Une charge supplémentaire de travail pour certains professeurs
Une part importante de cette DHG est affectée aux enseignants en heures supplémentaires au détriment d’heures-postes. Cela implique « une charge supplémentaire de travail à certains professeurs et une hausse importante de compléments de service à effectuer dans d’autres établissements pour d’autres », indique Christine David-Kassel, élue du personnel et représentante du syndicat SNES-FSU du Bas-Rhin. Par ailleurs, « de nombreux enseignants se voient refuser leur demande de temps partiel pour la prochaine rentrée », poursuit-elle.
Préjudiciable dans l’accès aux études post-bac
Surtout, le volume horaire attribué pour cette année scolaire, jugé trop faible, rend « impossible le “financement” de l’ensemble des options proposées jusque-là au lycée », observe Christine David-Kassel. Les options musique et arts plastiques ont déjà été supprimées les années précédentes.
Depuis septembre 2020, « les élèves de seconde ne peuvent plus choisir l’option espagnol », malgré la présence d’une enseignante et l’intérêt manifesté par 36 élèves pour se perfectionner dans la langue de Cervantes. « Sa suppression totale est promise à la fin 2022 », regrette Christine David-Kassel. En juillet 2020, des enseignants du lycée dénonçaient déjà cette suppression.
La crainte d’une fuite des élèves vers d’autres lycées
Ces conséquences ne sont pas sans créer « des inégalités territoriales », dénoncent des enseignants grévistes interrogés ce mardi matin. « Nous pouvons proposer moins d’options alors que d’autres lycées en ont plus », assurent-ils. Notamment dans les grandes villes, où les établissements scolaires seraient mieux servis en DHG, assurent les manifestants. Ils craignent une fuite des élèves vers d’autres lycées.

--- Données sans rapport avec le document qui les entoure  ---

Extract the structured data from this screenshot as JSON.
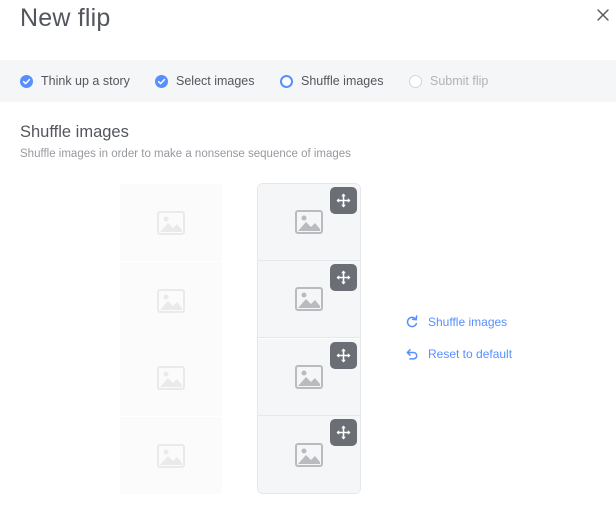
{
  "header": {
    "title": "New flip"
  },
  "stepper": {
    "steps": [
      {
        "label": "Think up a story",
        "state": "done"
      },
      {
        "label": "Select images",
        "state": "done"
      },
      {
        "label": "Shuffle images",
        "state": "active"
      },
      {
        "label": "Submit flip",
        "state": "pending"
      }
    ]
  },
  "section": {
    "title": "Shuffle images",
    "subtitle": "Shuffle images in order to make a nonsense sequence of images"
  },
  "actions": {
    "shuffle_label": "Shuffle images",
    "reset_label": "Reset to default"
  },
  "icons": {
    "close": "close-icon",
    "step_done": "check-circle-icon",
    "image_placeholder": "image-placeholder-icon",
    "move": "move-arrows-icon",
    "shuffle": "refresh-icon",
    "reset": "undo-icon"
  },
  "colors": {
    "accent": "#578fff",
    "text": "#53565c",
    "muted": "#96999e",
    "pending": "#b1b3b8",
    "stepper_bg": "#f5f6f7",
    "move_button": "#6b6e74"
  }
}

Cette différence de traitement les pénaliserait principalement. En milieu rural, les jeunes bénéficient d’accès plus limité à la culture, comparativement aux villes, en dehors des enseignements de musique ou d’arts plastiques dispensés au lycée. Plus encore, la restriction du nombre d’options serait préjudiciable dans l’accès aux études post-bac. « Entre deux dossiers équivalents, la différence se fait sur les options », précise les enseignants. « C’est dommage car nous avons des jeunes motivés et volontaires », soufflent-ils.
À proximité, quelques élèves du lycée manifestent leur soutien à ce mouvement de grève. « Je m’associe entièrement à leur mouvement qui est légitime et utile », explique Victor, élève de Terminale. « Ils font grève pour nous, pour qu’on puisse suivre ces options, ajoute le jeune homme de 17 ans. Et que notre lycée ne soit plus défavorisé par rapport à d’autres. »
Ce mécontentement d’une partie du corps enseignant contre la décision du Rectorat s’est cristallisé dans les rapports avec la direction du lycée. Les enseignants grévistes reprochent au proviseur Pascal Moureau un « manque d’écoute et de respect ».
Ils demandent de « la bienveillance » de sa part à leur endroit. Selon eux, la décision [de supprimer l’option espagnol en classe de seconde] aurait été « prise en interne contre l’avis d’une partie des enseignants ». « Nous avons l’impression d’avoir une logique comptable et pas humaine, observent-ils. Nous ne sommes pas dans une entreprise mais dans une école. »
Le chef d’établissement assure que cette décision ne lui incombe pas. Elle a été prise par le conseil d’administration du lycée, « composé de 30 membres : des usagers, des élus locaux, du personnel enseignant et de l’administration du lycée ».
« Les choses ont été faites de façon régulière et légale », avance Pascal Moureau, qui regrette cette baisse de la DHG. « Cela fait 19 ans que je suis dans la direction d’établissement et 19 ans qu’elle baisse », commente-t-il.